Why we didn’t choose QLDB for a healthcare app

I have been working with a US client to build a first-of-its-kind application to manage your consent to share your data amongst healthcare providers in your state. The project falls within HIPAA, so we need to meet all the HIPAA compliance requirements, including having a full history of the user data. To meet that audit requirement we used DynamoDB Streams and Lambda to get the change history out of the main transactional table.

However, we also considered switching from DynamoDB to QLDB. But ultimately we decided that it’s not ready for our use case yet. Big thanks to Matt Lewis for sharing their experience of working with QLDB at DVLA.

For anyone who’s considering QLDB for their project, here are the factors that lead to our decision.

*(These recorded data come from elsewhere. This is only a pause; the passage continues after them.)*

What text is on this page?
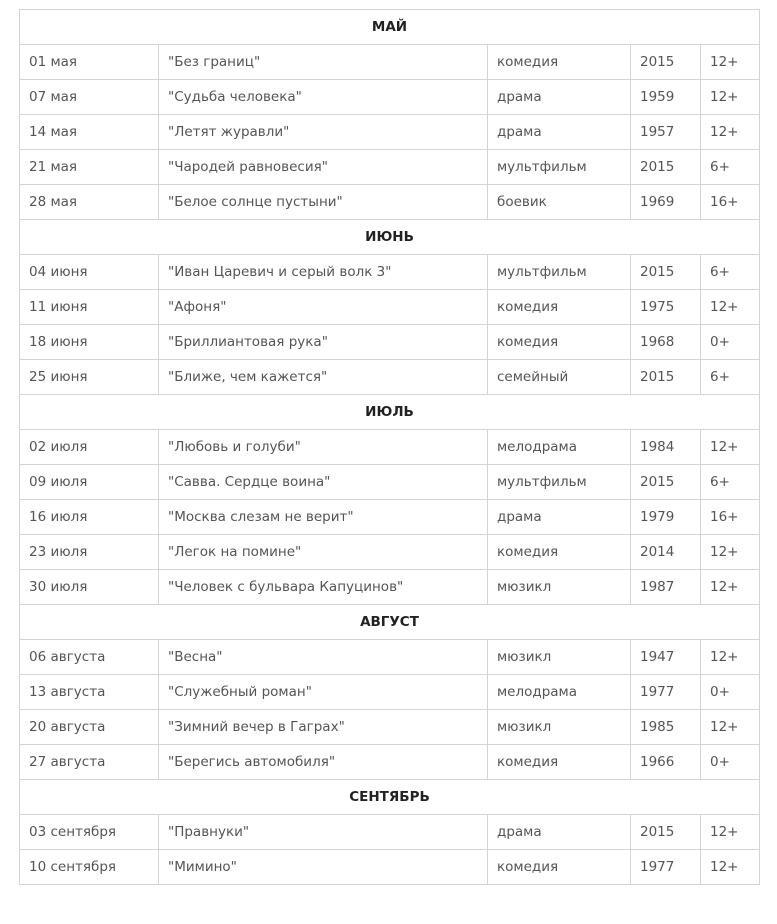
МАЙ				
01 мая	"Без границ"	комедия	2015	12+
07 мая	"Судьба человека"	драма	1959	12+
14 мая	"Летят журавли"	драма	1957	12+
21 мая	"Чародей равновесия"	мультфильм	2015	6+
28 мая	"Белое солнце пустыни"	боевик	1969	16+
ИЮНЬ				
04 июня	"Иван Царевич и серый волк 3"	мультфильм	2015	6+
11 июня	"Афоня"	комедия	1975	12+
18 июня	"Бриллиантовая рука"	комедия	1968	0+
25 июня	"Ближе, чем кажется"	семейный	2015	6+
ИЮЛЬ				
02 июля	"Любовь и голуби"	мелодрама	1984	12+
09 июля	"Савва. Сердце воина"	мультфильм	2015	6+
16 июля	"Москва слезам не верит"	драма	1979	16+
23 июля	"Легок на помине"	комедия	2014	12+
30 июля	"Человек с бульвара Капуцинов"	мюзикл	1987	12+
АВГУСТ				
06 августа	"Весна"	мюзикл	1947	12+
13 августа	"Служебный роман"	мелодрама	1977	0+
20 августа	"Зимний вечер в Гаграх"	мюзикл	1985	12+
27 августа	"Берегись автомобиля"	комедия	1966	0+
СЕНТЯБРЬ				
03 сентября	"Правнуки"	драма	2015	12+
10 сентября	"Мимино"	комедия	1977	12+
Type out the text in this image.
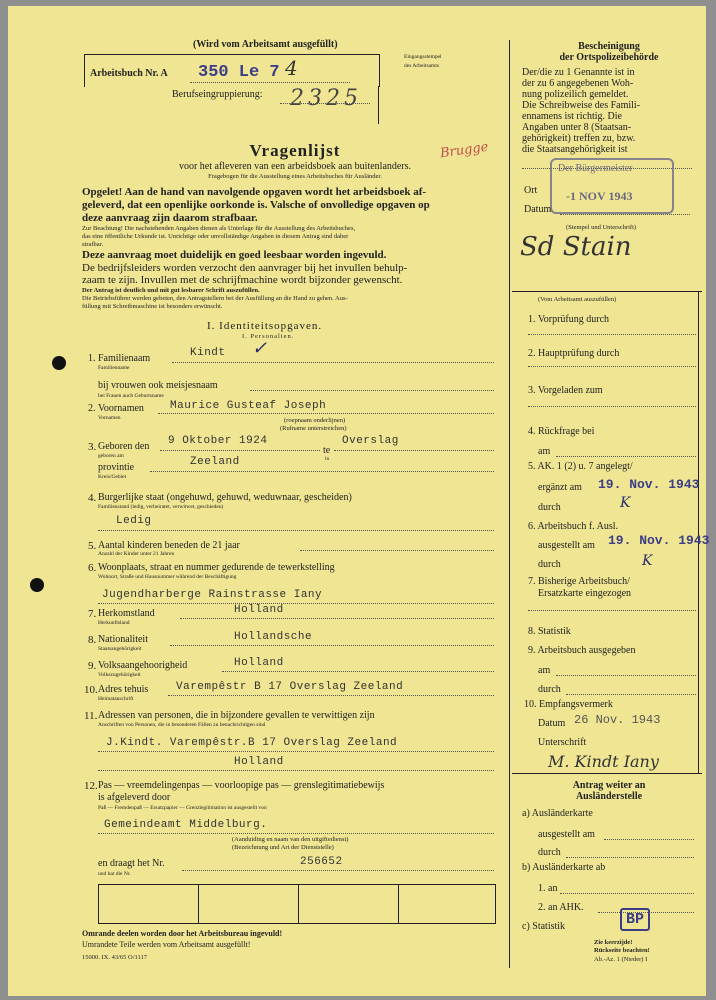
(Wird vom Arbeitsamt ausgefüllt)
Eingangsstempel
des Arbeitsamts
Arbeitsbuch Nr. A 350 Le 7 4
Berufseingruppierung: 2325
Vragenlijst
voor het afleveren van een arbeidsboek aan buitenlanders.
Fragebogen für die Ausstellung eines Arbeitsbuches für Ausländer.
Brugge
Opgelet! Aan de hand van navolgende opgaven wordt het arbeidsboek af-
geleverd, dat een openlijke oorkonde is. Valsche of onvolledige opgaven op
deze aanvraag zijn daarom strafbaar.
Zur Beachtung! Die nachstehenden Angaben dienen als Unterlage für die Ausstellung des Arbeitsbuches,
das eine öffentliche Urkunde ist. Unrichtige oder unvollständige Angaben in diesem Antrag sind daher
strafbar.
Deze aanvraag moet duidelijk en goed leesbaar worden ingevuld.
De bedrijfsleiders worden verzocht den aanvrager bij het invullen behulp-
zaam te zijn. Invullen met de schrijfmachine wordt bijzonder gewenscht.
Der Antrag ist deutlich und mit gut lesbarer Schrift auszufüllen.
Die Betriebsführer werden gebeten, den Antragstellern bei der Ausfüllung an die Hand zu gehen. Aus-
füllung mit Schreibmaschine ist besonders erwünscht.
I. Identiteitsopgaven.
I. Personalien.
1. Familienaam
Familienname
Kindt ✓
bij vrouwen ook meisjesnaam
bei Frauen auch Geburtsname
2. Voornamen
Vornamen
Maurice Gusteaf Joseph
(roepnaam onderlijnen)
(Rufname unterstreichen)
3. Geboren den 9 Oktober 1924
te
Overslag
geboren am	in
provintie
Kreis/Gebiet
Zeeland
4. Burgerlijke staat (ongehuwd, gehuwd, weduwnaar, gescheiden)
Familienstand (ledig, verheiratet, verwitwet, geschieden)
Ledig
5. Aantal kinderen beneden de 21 jaar
Anzahl der Kinder unter 21 Jahren
6. Woonplaats, straat en nummer gedurende de tewerkstelling
Wohnort, Straße und Hausnummer während der Beschäftigung
Jugendharberge Rainstrasse Iany
7. Herkomstland
Herkunftsland
Holland
8. Nationaliteit
Staatsangehörigkeit
Hollandsche
9. Volksaangehoorigheid
Volkszugehörigkeit
Holland
10. Adres tehuis
Heimatanschrift
Varempêstr B 17 Overslag Zeeland
11. Adressen van personen, die in bijzondere gevallen te verwittigen zijn
Anschriften von Personen, die in besonderen Fällen zu benachrichtigen sind
J.Kindt. Varempêstr.B 17 Overslag Zeeland
Holland
12. Pas — vreemdelingenpas — voorloopige pas — grenslegitimatiebewijs
is afgeleverd door
Paß — Fremdenpaß — Ersatzpapier — Grenzlegitimation ist ausgestellt von
Gemeindeamt Middelburg.
(Aanduiding en naam van den uitgiftedienst)
(Bezeichnung und Art der Dienststelle)
en draagt het Nr.
und hat die Nr.
256652
Omrande deelen worden door het Arbeitsbureau ingevuld!
Umrandete Teile werden vom Arbeitsamt ausgefüllt!
15000. IX. 43/65 O/1117
Bescheinigung
der Ortspolizeibehörde
Der/die zu 1 Genannte ist in
der zu 6 angegebenen Woh-
nung polizeilich gemeldet.
Die Schreibweise des Famili-
ennamens ist richtig. Die
Angaben unter 8 (Staatsan-
gehörigkeit) treffen zu, bzw.
die Staatsangehörigkeit ist
Der Bürgermeister
-1 NOV 1943
Ort
Datum
(Stempel und Unterschrift)
Sd Stain
(Vom Arbeitsamt auszufüllen)
1. Vorprüfung durch
2. Hauptprüfung durch
3. Vorgeladen zum
4. Rückfrage bei
am
5. AK. 1 (2) u. 7 angelegt/
ergänzt am 19. Nov. 1943
durch	K
6. Arbeitsbuch f. Ausl.
ausgestellt am 19. Nov. 1943
durch	K
7. Bisherige Arbeitsbuch/
Ersatzkarte eingezogen
8. Statistik
9. Arbeitsbuch ausgegeben
am
durch
10. Empfangsvermerk
Datum 26 Nov. 1943
Unterschrift
M. Kindt Iany
Antrag weiter an
Ausländerstelle
a) Ausländerkarte
ausgestellt am
durch
b) Ausländerkarte ab
1. an
2. an AHK.
c) Statistik	BP
Zie keerzijde!
Rückseite beachten!
Ab.-Az. 1 (Nieder) I
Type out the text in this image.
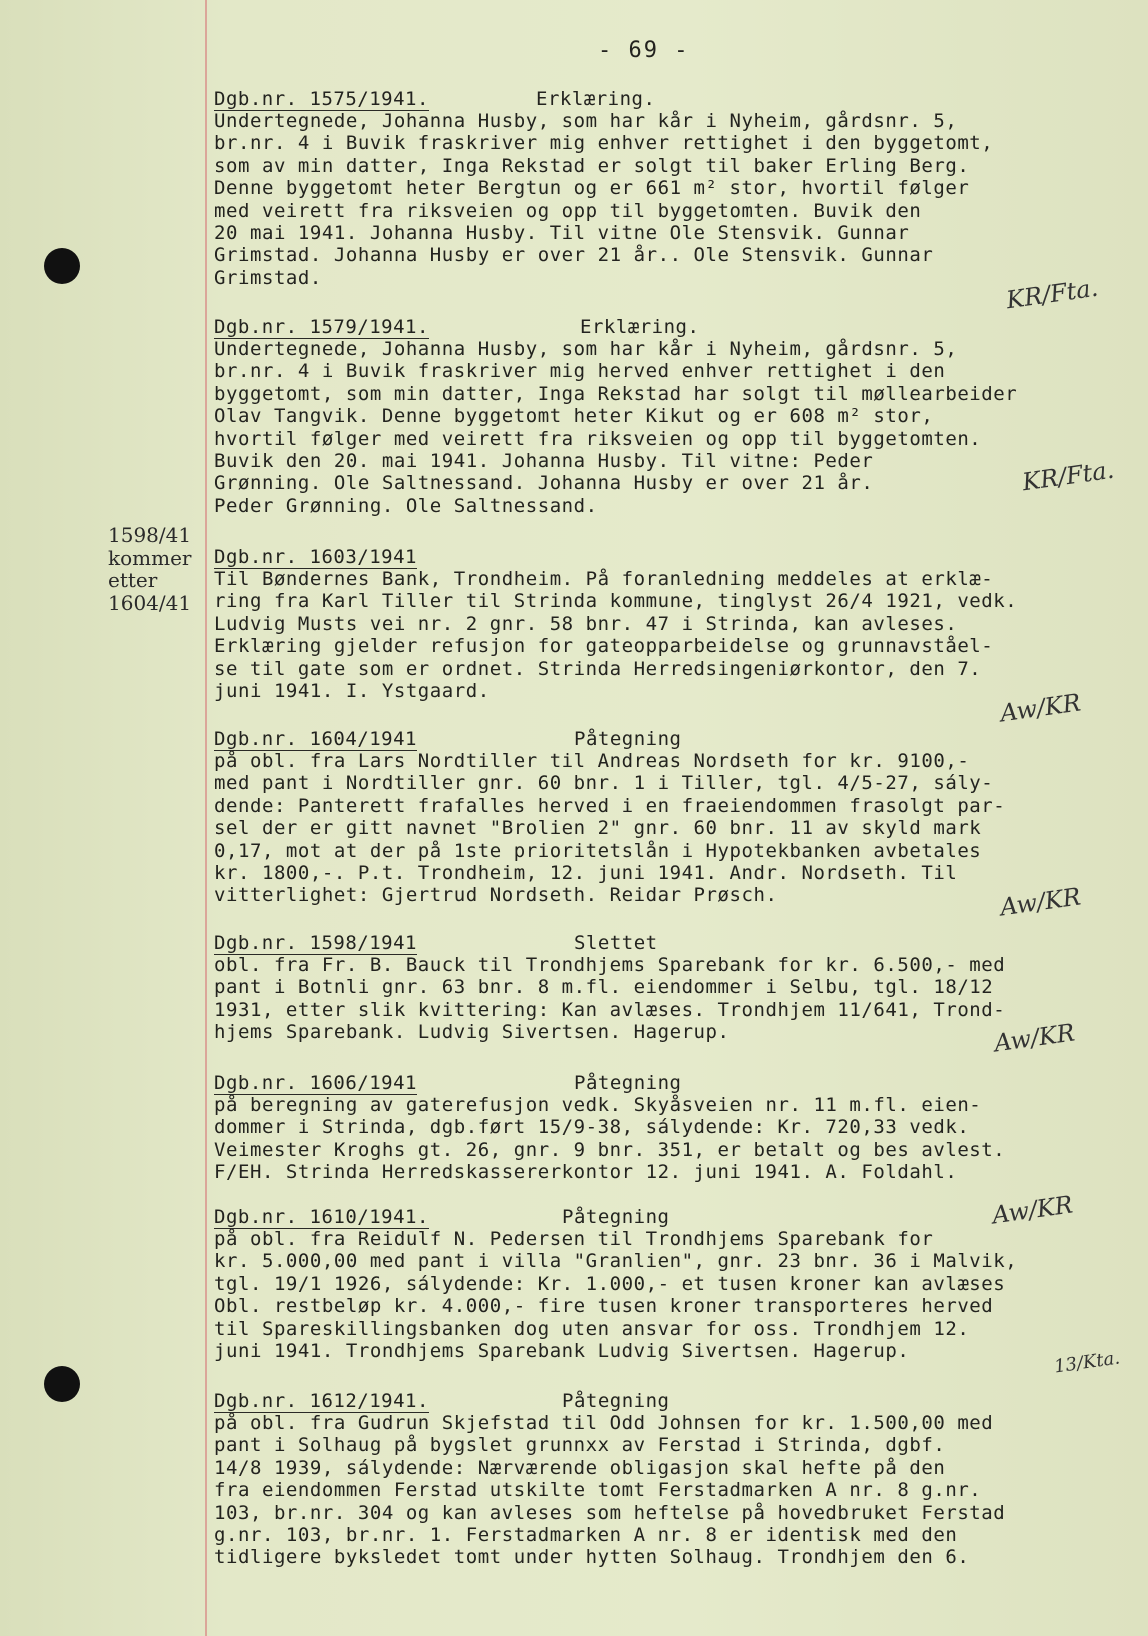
- 69 -
1598/41
kommer
etter
1604/41
Dgb.nr. 1575/1941.	Erklæring.
Undertegnede, Johanna Husby, som har kår i Nyheim, gårdsnr. 5,
br.nr. 4 i Buvik fraskriver mig enhver rettighet i den byggetomt,
som av min datter, Inga Rekstad er solgt til baker Erling Berg.
Denne byggetomt heter Bergtun og er 661 m² stor, hvortil følger
med veirett fra riksveien og opp til byggetomten. Buvik den
20 mai 1941. Johanna Husby. Til vitne Ole Stensvik. Gunnar
Grimstad. Johanna Husby er over 21 år.. Ole Stensvik. Gunnar
Grimstad.
Dgb.nr. 1579/1941.	Erklæring.
Undertegnede, Johanna Husby, som har kår i Nyheim, gårdsnr. 5,
br.nr. 4 i Buvik fraskriver mig herved enhver rettighet i den
byggetomt, som min datter, Inga Rekstad har solgt til møllearbeider
Olav Tangvik. Denne byggetomt heter Kikut og er 608 m² stor,
hvortil følger med veirett fra riksveien og opp til byggetomten.
Buvik den 20. mai 1941. Johanna Husby. Til vitne: Peder
Grønning. Ole Saltnessand. Johanna Husby er over 21 år.
Peder Grønning. Ole Saltnessand.
Dgb.nr. 1603/1941
Til Bøndernes Bank, Trondheim. På foranledning meddeles at erklæ-
ring fra Karl Tiller til Strinda kommune, tinglyst 26/4 1921, vedk.
Ludvig Musts vei nr. 2 gnr. 58 bnr. 47 i Strinda, kan avleses.
Erklæring gjelder refusjon for gateopparbeidelse og grunnavståel-
se til gate som er ordnet. Strinda Herredsingeniørkontor, den 7.
juni 1941. I. Ystgaard.
Dgb.nr. 1604/1941	Påtegning
på obl. fra Lars Nordtiller til Andreas Nordseth for kr. 9100,-
med pant i Nordtiller gnr. 60 bnr. 1 i Tiller, tgl. 4/5-27, sály-
dende: Panterett frafalles herved i en fraeiendommen frasolgt par-
sel der er gitt navnet "Brolien 2" gnr. 60 bnr. 11 av skyld mark
0,17, mot at der på 1ste prioritetslån i Hypotekbanken avbetales
kr. 1800,-. P.t. Trondheim, 12. juni 1941. Andr. Nordseth. Til
vitterlighet: Gjertrud Nordseth. Reidar Prøsch.
Dgb.nr. 1598/1941	Slettet
obl. fra Fr. B. Bauck til Trondhjems Sparebank for kr. 6.500,- med
pant i Botnli gnr. 63 bnr. 8 m.fl. eiendommer i Selbu, tgl. 18/12
1931, etter slik kvittering: Kan avlæses. Trondhjem 11/641, Trond-
hjems Sparebank. Ludvig Sivertsen. Hagerup.
Dgb.nr. 1606/1941	Påtegning
på beregning av gaterefusjon vedk. Skyåsveien nr. 11 m.fl. eien-
dommer i Strinda, dgb.ført 15/9-38, sálydende: Kr. 720,33 vedk.
Veimester Kroghs gt. 26, gnr. 9 bnr. 351, er betalt og bes avlest.
F/EH. Strinda Herredskassererkontor 12. juni 1941. A. Foldahl.
Dgb.nr. 1610/1941.	Påtegning
på obl. fra Reidulf N. Pedersen til Trondhjems Sparebank for
kr. 5.000,00 med pant i villa "Granlien", gnr. 23 bnr. 36 i Malvik,
tgl. 19/1 1926, sálydende: Kr. 1.000,- et tusen kroner kan avlæses
Obl. restbeløp kr. 4.000,- fire tusen kroner transporteres herved
til Spareskillingsbanken dog uten ansvar for oss. Trondhjem 12.
juni 1941. Trondhjems Sparebank Ludvig Sivertsen. Hagerup.
Dgb.nr. 1612/1941.	Påtegning
på obl. fra Gudrun Skjefstad til Odd Johnsen for kr. 1.500,00 med
pant i Solhaug på bygslet grunnxx av Ferstad i Strinda, dgbf.
14/8 1939, sálydende: Nærværende obligasjon skal hefte på den
fra eiendommen Ferstad utskilte tomt Ferstadmarken A nr. 8 g.nr.
103, br.nr. 304 og kan avleses som heftelse på hovedbruket Ferstad
g.nr. 103, br.nr. 1. Ferstadmarken A nr. 8 er identisk med den
tidligere byksledet tomt under hytten Solhaug. Trondhjem den 6.
KR/Fta.
KR/Fta.
Aw/KR
Aw/KR
Aw/KR
Aw/KR
13/Kta.
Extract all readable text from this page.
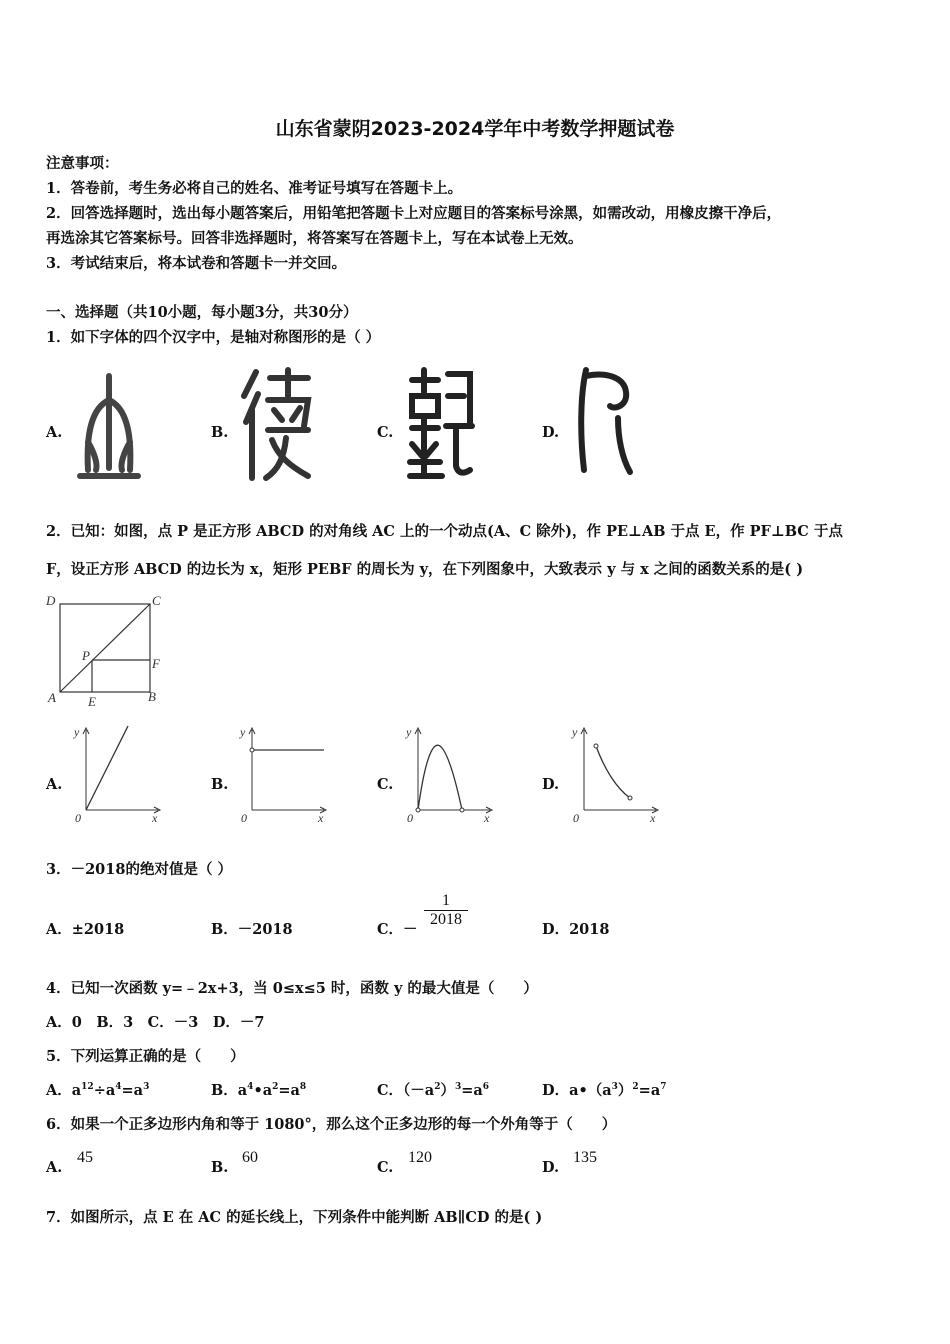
山东省蒙阴2023-2024学年中考数学押题试卷
注意事项：
1．答卷前，考生务必将自己的姓名、准考证号填写在答题卡上。
2．回答选择题时，选出每小题答案后，用铅笔把答题卡上对应题目的答案标号涂黑，如需改动，用橡皮擦干净后，
再选涂其它答案标号。回答非选择题时，将答案写在答题卡上，写在本试卷上无效。
3．考试结束后，将本试卷和答题卡一并交回。
一、选择题（共10小题，每小题3分，共30分）
1．如下字体的四个汉字中，是轴对称图形的是（ ）
A.	B.	C.	D.
2．已知：如图，点 P 是正方形 ABCD 的对角线 AC 上的一个动点(A、C 除外)，作 PE⊥AB 于点 E，作 PF⊥BC 于点
F，设正方形 ABCD 的边长为 x，矩形 PEBF 的周长为 y，在下列图象中，大致表示 y 与 x 之间的函数关系的是( )
D	C
P
F
A	B
E
A.	B.	C.	D.
y
x
0
y
x
0
y
x
0
y
x
0
3．－2018的绝对值是（ ）
A．±2018	B．－2018	C．－
$\frac{1}{2018}$
D．2018
4．已知一次函数 y=﹣2x+3，当 0≤x≤5 时，函数 y 的最大值是（　　）
A．0　B．3　C．－3　D．－7
5．下列运算正确的是（　　）
A．$a^{12}\div a^4=a^3$	B．$a^4•a^2=a^8$	C．$(-a^2)^3=a^6$	D．$a•(a^3)^2=a^7$
6．如果一个正多边形内角和等于 1080°，那么这个正多边形的每一个外角等于（　　）
A.
45
B.
60
C.
120
D.
135
7．如图所示，点 E 在 AC 的延长线上，下列条件中能判断 AB∥CD 的是( )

Update 07/10/2020: The issue with not being able to create indices on non-empty tables has been addressed. See the announcement here.

The Good

  • You get audit history out of the box with the History function. e.g. Select * From History(tableName, startDate?, endDate?) WHERE metadata.id = ...
  • It supports more flexible queries than DynamoDB, you’re not limited by Hash + Range key. And there is no need for managing lots of composite keys and secondary indices to support querying on different fields.
  • It has built-in support for transactions.
  • It supports indices for improving read performance for attribute lookups.
  • It’s completely schemaless (yup, don’t even need to specify a primary key).
  • It supports nested fields.
  • It’s pay-as-you-go, no need to pay for server uptime, yay!
  • It uses IAM for authentication and authorization, don’t need to deal with VPCs.
  • Its query performance (average ~30ms) is good, if not on par with DynamoDB.
  • It has built-in support for optimistic concurrency control. For example, if a read was interrupted by another write, then the Ledger rejects the read and the app has to retry.
  • There is no “hard” drop table. Dropped tables are simply marked as “inactive” and can be restored with UNDROP TABLE.
  • You can stream data changes out to Kinesis in order to popular other read models – e.g. to ElasticSearch to support search features.

The Bad

  • Lots of Partiql operations are not supported yet, but most importantly..
    • No support for Order By, so we can’t implement some of the required sorting in the app
    • No support for LIMIT, so we can’t implement pagination.
  • History queries require the document id, which is generated by QLDB and you only find out AFTER you run INSERT INTO. This makes querying histories a little awkward… A workaround for this (thanks to Matt Lewis for this tip!) is to capture it after the insert and then run UPDATE to add the id to the document. Fortunately, this can be done atomically in a transaction.
  • No support for conditional checks. Instead, you have to do a read to check if the document already exists, then decide whether to add the document. Fortunately, the read and then write can be done inside a transaction. The optimistic concurrency control ensures there are no race conditions here, and ensures that you don’t end up adding the same document twice.
  • You can only have 5 indices per table.
  • Indices can only be created when the table is empty.
  • Unknown performance at scale without indices.
  • Long cold start (the client library needs to init socket pool) time. During testing, this took around 300ms on average.
  • No CloudFormation support for table and indices.
  • There’s no support for KMS CMKs for server-side encryption, only QLDB-managed KMS keys.
  • IAM permission is not granular, it’s just qldb:sendCommand.
  • While you can export ION documents to S3, there is no way to restore them right now.
  • There is no direct integration with AppSync. But this 2-part blog post shows you how to build a reusable Lambda resolver that can make integrating AppSync with QLDB relatively straight-forward.

Although we decided not to go with QLDB for now, it is a very exciting piece of technology that we would love to use in the future. For now, some of these limitations are showstoppers for us. And while it makes some things easier (e.g. implementing audit history) it makes other things more difficult (e.g. implementing conditional checks, backup and restore, and integrating with our AppSync API). All and all, we don’t feel there would be any net gain in terms of development effort and velocity.